When a person suffers from Wolff-Parkinson-White syndrome, they have one more electrical pathway than a heart not affected by this syndrome. Some of the signals that travel between the upper and lower chambers of the heart will move through that extra pathway, causing problems with the communications between the chambers of the heart.
This is a heart condition that is present when a person is born. There are some cases of Wolff-Parkinson-White syndrome that are caused by a genetic mutation, but the condition can also be linked to congenital heart disease and other heart conditions. However, most of the time, the exact cause of Wolff-Parkinson-White syndrome is not known.
The most common symptom of Wolff-Parkinson-White syndrome is a fast or rapid heartbeat. This does not happen all the time and the frequency of the spells of tachycardia (rapid heartbeat) varies from person to person.
Chest tightness or pain can also occur with this condition as well as fainting, dizziness, lightheadedness, and the like. A person may also feel short of breath or have difficulty breathing as well as feel fatigued when exercising with Wolff-Parkinson-White syndrome.

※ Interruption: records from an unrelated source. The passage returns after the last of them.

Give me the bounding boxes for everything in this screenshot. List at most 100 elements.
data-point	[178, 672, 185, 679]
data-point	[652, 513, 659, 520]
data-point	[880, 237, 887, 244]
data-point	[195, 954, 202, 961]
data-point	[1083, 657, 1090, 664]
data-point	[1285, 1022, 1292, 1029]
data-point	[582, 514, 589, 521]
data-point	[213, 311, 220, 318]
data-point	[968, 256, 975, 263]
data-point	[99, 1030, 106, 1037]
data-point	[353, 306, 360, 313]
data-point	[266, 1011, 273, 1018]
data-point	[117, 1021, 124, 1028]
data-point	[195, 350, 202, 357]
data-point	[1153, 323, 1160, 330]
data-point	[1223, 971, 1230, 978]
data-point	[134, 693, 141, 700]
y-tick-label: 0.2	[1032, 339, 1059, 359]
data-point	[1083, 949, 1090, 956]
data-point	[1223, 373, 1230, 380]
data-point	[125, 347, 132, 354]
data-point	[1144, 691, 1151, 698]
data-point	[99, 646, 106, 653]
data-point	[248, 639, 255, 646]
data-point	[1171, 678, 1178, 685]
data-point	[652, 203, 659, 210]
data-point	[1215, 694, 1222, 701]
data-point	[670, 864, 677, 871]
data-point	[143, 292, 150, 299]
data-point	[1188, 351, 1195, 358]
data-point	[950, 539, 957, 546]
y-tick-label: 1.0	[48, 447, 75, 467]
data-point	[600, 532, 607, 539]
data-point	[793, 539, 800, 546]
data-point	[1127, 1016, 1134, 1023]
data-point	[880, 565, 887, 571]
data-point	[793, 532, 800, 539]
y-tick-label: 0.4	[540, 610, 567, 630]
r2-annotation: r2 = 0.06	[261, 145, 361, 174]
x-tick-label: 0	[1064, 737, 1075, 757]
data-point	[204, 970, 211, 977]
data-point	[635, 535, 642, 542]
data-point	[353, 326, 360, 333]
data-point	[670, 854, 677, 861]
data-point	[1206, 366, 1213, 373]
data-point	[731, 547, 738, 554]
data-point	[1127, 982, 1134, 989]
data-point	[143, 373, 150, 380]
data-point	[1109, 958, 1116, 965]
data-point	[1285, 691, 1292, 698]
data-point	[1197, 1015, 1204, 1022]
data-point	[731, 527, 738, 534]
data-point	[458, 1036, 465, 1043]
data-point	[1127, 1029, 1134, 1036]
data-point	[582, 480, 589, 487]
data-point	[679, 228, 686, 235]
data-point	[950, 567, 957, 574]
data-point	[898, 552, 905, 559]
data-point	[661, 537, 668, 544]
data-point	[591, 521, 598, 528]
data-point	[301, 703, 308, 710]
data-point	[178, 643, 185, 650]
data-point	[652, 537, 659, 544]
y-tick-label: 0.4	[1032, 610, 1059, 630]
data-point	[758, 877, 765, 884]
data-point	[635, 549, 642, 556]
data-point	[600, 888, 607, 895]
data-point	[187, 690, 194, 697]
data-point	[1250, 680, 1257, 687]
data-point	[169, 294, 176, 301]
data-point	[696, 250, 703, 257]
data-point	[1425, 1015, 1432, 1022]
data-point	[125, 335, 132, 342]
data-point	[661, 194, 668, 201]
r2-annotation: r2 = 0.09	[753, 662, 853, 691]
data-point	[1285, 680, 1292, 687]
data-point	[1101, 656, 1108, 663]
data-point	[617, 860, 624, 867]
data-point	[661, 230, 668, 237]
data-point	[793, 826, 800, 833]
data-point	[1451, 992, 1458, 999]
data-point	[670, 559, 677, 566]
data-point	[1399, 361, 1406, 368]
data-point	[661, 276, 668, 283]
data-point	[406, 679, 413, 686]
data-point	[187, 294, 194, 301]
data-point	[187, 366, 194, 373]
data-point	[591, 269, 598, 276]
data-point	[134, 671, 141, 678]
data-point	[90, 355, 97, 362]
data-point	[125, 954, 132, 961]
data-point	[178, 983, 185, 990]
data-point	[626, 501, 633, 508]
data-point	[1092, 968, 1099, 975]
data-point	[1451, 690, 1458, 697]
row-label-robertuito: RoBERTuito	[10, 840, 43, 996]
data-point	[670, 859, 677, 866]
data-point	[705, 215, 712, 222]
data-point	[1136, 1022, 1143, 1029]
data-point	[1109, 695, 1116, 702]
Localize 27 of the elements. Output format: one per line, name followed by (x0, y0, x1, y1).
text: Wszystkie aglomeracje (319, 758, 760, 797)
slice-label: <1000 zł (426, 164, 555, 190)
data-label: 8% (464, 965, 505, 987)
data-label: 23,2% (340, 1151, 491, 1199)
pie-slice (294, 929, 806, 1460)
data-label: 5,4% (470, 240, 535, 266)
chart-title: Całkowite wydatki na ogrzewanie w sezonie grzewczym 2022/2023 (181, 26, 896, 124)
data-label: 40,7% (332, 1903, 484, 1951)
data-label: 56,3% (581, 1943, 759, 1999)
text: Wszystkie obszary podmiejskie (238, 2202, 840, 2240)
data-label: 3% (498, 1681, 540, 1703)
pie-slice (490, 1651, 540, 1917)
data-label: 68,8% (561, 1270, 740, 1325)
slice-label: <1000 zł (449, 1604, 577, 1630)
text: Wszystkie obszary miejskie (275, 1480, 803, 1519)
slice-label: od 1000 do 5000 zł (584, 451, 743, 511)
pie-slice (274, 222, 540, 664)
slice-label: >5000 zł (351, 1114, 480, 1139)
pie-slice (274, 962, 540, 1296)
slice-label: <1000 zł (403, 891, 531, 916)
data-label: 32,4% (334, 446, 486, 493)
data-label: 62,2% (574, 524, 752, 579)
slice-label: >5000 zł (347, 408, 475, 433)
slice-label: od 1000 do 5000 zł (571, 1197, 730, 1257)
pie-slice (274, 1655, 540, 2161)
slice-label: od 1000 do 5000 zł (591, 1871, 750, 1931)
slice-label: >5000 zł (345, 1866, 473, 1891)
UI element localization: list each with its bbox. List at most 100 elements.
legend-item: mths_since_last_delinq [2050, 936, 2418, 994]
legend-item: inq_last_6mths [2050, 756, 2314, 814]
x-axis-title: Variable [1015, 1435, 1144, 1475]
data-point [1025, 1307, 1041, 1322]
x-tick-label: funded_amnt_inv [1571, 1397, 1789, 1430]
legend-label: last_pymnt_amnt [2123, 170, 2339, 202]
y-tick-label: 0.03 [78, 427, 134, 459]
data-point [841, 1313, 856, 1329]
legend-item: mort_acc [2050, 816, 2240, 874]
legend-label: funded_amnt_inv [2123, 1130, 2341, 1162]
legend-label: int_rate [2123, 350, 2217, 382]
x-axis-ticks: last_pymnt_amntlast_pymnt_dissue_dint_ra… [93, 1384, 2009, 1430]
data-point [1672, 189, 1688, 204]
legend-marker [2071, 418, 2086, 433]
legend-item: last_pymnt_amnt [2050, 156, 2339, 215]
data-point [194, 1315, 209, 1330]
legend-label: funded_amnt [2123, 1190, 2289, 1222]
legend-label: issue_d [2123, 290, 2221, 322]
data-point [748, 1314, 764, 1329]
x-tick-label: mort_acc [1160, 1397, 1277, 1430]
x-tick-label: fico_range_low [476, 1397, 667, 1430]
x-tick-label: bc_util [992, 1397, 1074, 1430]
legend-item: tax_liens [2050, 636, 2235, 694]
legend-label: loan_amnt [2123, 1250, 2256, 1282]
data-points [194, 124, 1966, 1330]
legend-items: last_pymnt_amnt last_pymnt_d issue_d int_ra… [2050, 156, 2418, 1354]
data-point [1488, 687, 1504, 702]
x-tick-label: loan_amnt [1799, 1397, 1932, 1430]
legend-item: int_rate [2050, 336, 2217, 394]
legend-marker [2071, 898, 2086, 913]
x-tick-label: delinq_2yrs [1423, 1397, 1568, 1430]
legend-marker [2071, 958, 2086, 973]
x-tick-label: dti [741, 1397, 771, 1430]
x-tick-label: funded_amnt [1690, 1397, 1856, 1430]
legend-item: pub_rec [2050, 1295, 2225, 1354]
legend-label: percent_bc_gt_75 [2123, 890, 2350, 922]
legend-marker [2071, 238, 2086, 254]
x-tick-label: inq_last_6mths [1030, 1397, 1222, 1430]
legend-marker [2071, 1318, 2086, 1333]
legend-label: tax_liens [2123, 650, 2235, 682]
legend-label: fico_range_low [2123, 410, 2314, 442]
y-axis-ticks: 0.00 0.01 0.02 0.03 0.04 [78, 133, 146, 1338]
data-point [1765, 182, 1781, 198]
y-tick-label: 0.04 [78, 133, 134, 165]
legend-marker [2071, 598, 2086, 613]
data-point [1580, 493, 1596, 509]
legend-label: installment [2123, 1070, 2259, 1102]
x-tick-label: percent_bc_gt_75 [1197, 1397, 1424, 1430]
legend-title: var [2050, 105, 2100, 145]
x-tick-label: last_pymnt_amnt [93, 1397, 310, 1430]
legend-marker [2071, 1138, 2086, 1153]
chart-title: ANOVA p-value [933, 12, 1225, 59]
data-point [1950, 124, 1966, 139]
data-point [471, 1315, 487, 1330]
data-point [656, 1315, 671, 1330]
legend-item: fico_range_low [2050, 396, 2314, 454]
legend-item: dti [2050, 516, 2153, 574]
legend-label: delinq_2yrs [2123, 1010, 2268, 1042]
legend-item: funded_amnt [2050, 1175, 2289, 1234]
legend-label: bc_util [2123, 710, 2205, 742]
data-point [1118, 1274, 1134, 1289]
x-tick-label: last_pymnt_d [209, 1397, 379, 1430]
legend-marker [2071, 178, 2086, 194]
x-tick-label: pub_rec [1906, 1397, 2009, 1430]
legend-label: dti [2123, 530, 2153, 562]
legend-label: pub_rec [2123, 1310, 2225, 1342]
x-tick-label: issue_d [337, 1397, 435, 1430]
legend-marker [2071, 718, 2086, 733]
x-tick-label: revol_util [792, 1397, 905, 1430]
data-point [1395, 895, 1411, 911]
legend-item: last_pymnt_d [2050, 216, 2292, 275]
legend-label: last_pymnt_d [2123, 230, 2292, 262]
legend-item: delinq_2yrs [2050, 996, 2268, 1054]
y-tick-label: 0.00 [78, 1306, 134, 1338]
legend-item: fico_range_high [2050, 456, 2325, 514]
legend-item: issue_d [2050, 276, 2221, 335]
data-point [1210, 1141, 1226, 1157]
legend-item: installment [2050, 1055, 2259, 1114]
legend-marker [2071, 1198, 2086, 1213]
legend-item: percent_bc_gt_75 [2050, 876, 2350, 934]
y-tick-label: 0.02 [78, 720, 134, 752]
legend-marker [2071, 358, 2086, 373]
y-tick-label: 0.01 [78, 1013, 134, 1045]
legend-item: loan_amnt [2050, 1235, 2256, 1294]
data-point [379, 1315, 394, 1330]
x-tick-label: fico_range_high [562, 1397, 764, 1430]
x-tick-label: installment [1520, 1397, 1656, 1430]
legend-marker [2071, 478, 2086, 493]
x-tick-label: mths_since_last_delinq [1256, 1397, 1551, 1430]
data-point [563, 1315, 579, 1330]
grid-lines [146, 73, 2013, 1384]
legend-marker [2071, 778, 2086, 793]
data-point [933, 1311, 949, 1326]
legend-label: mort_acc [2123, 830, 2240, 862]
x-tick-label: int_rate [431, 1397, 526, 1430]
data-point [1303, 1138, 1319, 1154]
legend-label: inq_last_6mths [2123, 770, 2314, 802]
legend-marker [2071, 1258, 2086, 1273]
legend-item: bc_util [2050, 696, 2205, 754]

In Wolff-Parkinson-White syndrome (also commonly abbreviated to WPW), the heart has an abnormal electrical system which has an extra electrical pathway that connects the atria and ventricles. This extra pathway is present at birth and results in two different types of heartbeat rhythm disturbances: looped electrical impulses and disorganized electrical impulses. An abnormal gene has been shown to be the cause of the familial form of WPW.
However, only a small portion of known cases have been shown to be the familial type. This type of WPW generally has a pattern of inheritance known as autosomal dominant. This means that only a single copy of an altered gene in each cell is enough to bring about the condition. Familial Wolff-Parkinson-White syndrome sufferers have most often inherited the condition from one or another affected parent.
Infants are also prone to some forms of congenital heart disease, such as Ebstein’s anomaly, which can lead to WPW. The statistics show that about 15% of infants who are affected by WPW also have other heart problems such as the aforementioned Ebstein’s anomaly. It is interesting to note that the supraventricular tachycardia present in infants with Wolff-Parkinson-White syndrome will generally resolve itself in about half of the cases. The other half can have lifelong complications which need to be routinely checked by a cardiologist.
Further, the heart rhythm problems related to Wolff-Parkinson-White syndrome can be a component of a few other genetic syndromes, including hypokalemic periodic paralysis, Pompe disease, Danon disease, and tuberous sclerosis complex.
There are medications that can help with the symptoms of Wolff-Parkinson-White syndrome. These medications are designed to stop or prevent arrhythmias from occurring in the heart. There also medications that slow the heart rate that may help with the condition as well.
Wolff-Parkinson-White syndrome can also be treated with a procedure known as cardioversion in which paddles or pads are used to send an electrical charge to the heart and restore it to a normal rhythm. A catheter ablation procedure may also be useful in cases of Wolff-Parkinson-White syndrome that do not respond to other treatments. The tube (catheter) is threaded through the blood vessels and electrodes attached to the catheter ablate or destroy the extra electrical pathway in the heart so that it does not continue to cause heart rhythm problems.
Sometimes, the process of destroying the extra pathway can be done during open heart surgery if other heart repairs need to be done.
Any prevention of this condition has remained elusive since the exact cause is not particularly known. There are still many researchers who are working to determine what might help to prevent a child from being born with that extra electrical pathway which causes the issues.